Kirsty and I are currently trying to arrange what to do next week. We finish everything on Tuesday and afterwards she wants to travel around Spain. Having been living out of a suitcase for 9 months more or less, I want to go home. We will likely go to Bilbao and Barcelona together, but that is where the adventure will end for me. I am ready to settle for a while. 9 months is a long time to be away.

So here you have my final post from my time living in Europe. I have been a student of a German university, I have been an English language assistant in a Galician high school and I have been an Enjoy English monitor in the Basque Country. These are most certainly things I am proud to have been and will type into my CV with memories. There is no such thing as a perfect memory, but there are certainly perfect experiences, and my year abroad has been a perfect experience. I will tell you why...

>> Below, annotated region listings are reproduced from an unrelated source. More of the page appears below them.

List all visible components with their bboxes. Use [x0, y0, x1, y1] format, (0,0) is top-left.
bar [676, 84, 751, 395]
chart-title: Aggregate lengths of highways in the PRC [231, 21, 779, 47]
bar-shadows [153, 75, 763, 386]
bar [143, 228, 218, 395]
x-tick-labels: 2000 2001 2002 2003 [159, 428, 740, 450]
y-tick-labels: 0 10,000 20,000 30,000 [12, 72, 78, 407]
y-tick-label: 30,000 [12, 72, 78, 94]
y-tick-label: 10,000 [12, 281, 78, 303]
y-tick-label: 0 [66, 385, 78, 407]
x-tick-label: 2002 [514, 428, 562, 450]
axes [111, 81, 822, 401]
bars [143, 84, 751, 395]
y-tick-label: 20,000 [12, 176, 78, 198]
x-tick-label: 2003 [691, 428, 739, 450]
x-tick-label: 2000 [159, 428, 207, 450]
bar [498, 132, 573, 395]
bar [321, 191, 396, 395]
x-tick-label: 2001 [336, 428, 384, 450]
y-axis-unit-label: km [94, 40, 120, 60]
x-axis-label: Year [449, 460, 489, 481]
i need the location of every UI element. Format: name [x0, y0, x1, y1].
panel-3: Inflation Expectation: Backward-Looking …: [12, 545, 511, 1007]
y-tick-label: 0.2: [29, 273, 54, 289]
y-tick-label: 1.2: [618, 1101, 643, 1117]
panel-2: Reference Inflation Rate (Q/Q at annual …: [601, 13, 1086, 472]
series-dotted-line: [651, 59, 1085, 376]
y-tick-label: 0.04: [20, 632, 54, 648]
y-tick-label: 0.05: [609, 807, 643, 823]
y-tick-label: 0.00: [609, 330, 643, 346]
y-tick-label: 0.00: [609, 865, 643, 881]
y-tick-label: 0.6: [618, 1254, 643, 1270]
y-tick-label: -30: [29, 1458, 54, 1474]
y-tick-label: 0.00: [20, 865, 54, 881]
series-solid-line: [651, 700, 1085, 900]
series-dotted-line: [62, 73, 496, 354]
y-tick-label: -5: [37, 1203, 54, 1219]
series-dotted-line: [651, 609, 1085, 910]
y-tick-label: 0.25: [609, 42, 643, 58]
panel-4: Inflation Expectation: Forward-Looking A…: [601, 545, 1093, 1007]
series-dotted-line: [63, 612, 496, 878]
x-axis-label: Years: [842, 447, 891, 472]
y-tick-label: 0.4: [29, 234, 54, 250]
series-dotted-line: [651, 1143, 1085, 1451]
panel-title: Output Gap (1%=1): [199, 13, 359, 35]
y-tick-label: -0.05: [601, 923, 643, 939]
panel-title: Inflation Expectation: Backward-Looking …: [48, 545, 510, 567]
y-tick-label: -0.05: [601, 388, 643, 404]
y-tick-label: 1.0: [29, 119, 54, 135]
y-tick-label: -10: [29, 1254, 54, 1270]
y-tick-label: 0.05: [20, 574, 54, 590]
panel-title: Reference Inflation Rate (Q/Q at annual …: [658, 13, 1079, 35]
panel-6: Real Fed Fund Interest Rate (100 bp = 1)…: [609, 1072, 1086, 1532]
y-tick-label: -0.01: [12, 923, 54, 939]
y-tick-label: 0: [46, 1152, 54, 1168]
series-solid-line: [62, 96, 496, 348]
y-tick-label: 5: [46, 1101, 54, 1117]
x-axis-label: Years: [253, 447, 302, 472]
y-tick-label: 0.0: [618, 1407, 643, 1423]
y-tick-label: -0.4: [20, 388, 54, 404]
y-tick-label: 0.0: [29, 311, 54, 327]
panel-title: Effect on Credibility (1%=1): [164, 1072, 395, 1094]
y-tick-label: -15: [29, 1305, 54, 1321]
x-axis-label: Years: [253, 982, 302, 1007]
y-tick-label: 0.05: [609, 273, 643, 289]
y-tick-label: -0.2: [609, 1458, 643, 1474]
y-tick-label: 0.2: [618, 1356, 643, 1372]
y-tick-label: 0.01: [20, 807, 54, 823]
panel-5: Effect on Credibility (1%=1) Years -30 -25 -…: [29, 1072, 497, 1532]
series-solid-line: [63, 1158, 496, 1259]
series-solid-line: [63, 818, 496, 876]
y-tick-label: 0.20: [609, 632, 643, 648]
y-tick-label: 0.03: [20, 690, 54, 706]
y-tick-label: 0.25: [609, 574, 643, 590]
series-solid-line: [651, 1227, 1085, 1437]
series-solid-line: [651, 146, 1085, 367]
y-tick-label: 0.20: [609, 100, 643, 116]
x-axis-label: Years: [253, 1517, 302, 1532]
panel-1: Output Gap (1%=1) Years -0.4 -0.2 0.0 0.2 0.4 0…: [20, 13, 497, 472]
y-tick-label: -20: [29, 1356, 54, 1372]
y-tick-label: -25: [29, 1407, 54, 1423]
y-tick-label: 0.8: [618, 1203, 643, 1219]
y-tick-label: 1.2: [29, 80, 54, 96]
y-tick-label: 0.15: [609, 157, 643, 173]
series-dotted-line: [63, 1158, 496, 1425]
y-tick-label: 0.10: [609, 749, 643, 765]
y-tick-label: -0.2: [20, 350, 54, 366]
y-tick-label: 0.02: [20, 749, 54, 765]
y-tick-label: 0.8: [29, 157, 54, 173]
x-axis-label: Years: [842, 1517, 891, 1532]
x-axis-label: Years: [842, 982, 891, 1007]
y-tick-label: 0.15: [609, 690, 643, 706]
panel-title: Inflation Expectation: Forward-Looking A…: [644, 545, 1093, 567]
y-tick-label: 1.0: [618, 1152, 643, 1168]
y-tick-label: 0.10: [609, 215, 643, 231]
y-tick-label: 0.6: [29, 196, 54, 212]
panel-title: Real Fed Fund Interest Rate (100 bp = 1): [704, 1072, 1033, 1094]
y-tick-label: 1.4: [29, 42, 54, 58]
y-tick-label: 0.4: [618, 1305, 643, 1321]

An experience ought to be something you complete, that you can equally love or hate at the time, but when you look back on it, you know it was useful to you. It's a given that living in the country helped my language develop, but what you perhaps expect less is the character change. As a linguist,  you are designed to copy how someone who knows the language speaks; as it turns out, you copy the mentality a bit too. Some mentalities are more enjoyable than others. I mean, it's not that the people of Freiburg have the wrong type of mentality, it is simply that they have one my body/mind agrees with less. "Vices" are expensive, paperwork is life and if it doesn't have an official stamp on it, it doesn't exist. This doesn't fly with me so well. So Spain was a relief... 'Let's not work, let's eat for an hour. Ah, that was nice. I'm a bit tired now. Let's have a nap! Ok, we'll go back to work now. What's that? Your back garden is a vineyard? How wonderful. Do you know this person? No, ah well, go on, give them two kisses!'

And today, I went to the allotment owned by my family. They grow their own potatoes, green beans, tomatoes, lettuce, spring onions, courgettes etc. It's so relaxing. The patch is by the mountains, all calm and lush. It wasn't cold, but it wasn't too warm, and with the guidance of Marta, the mother, I plucked my own two courgettes. I was about to describe it as empowering, but that's the wrong word. It's quite the wrong word. What I need is a word that will decidedly say there was a stronger sense of symbiosis with nature, rather than a powering over it. I was thankful, appreciative, impressed at what nature can do. It's so simple. That seems to be the key. Keeping things simple.

Sure, it is probably mostly a good thing for scientists to understand certain things about what makes up the world, and it is interesting for psychologists to study certain humannesses now and again, but really most of the time life is a simple thing. The best we can do is keep it going, and be happy as we do it. Let yourself eat chocolate, let yourself feel happy, let yourself be calm. I mean, why would you ever want to feel stressed or upset? why would you put yourself in that situation? Do the things that help you to feel content. Be around people that you like. It's much easier that way!!


Now go and pluck some courgettes and eat some chocolate, for your sake!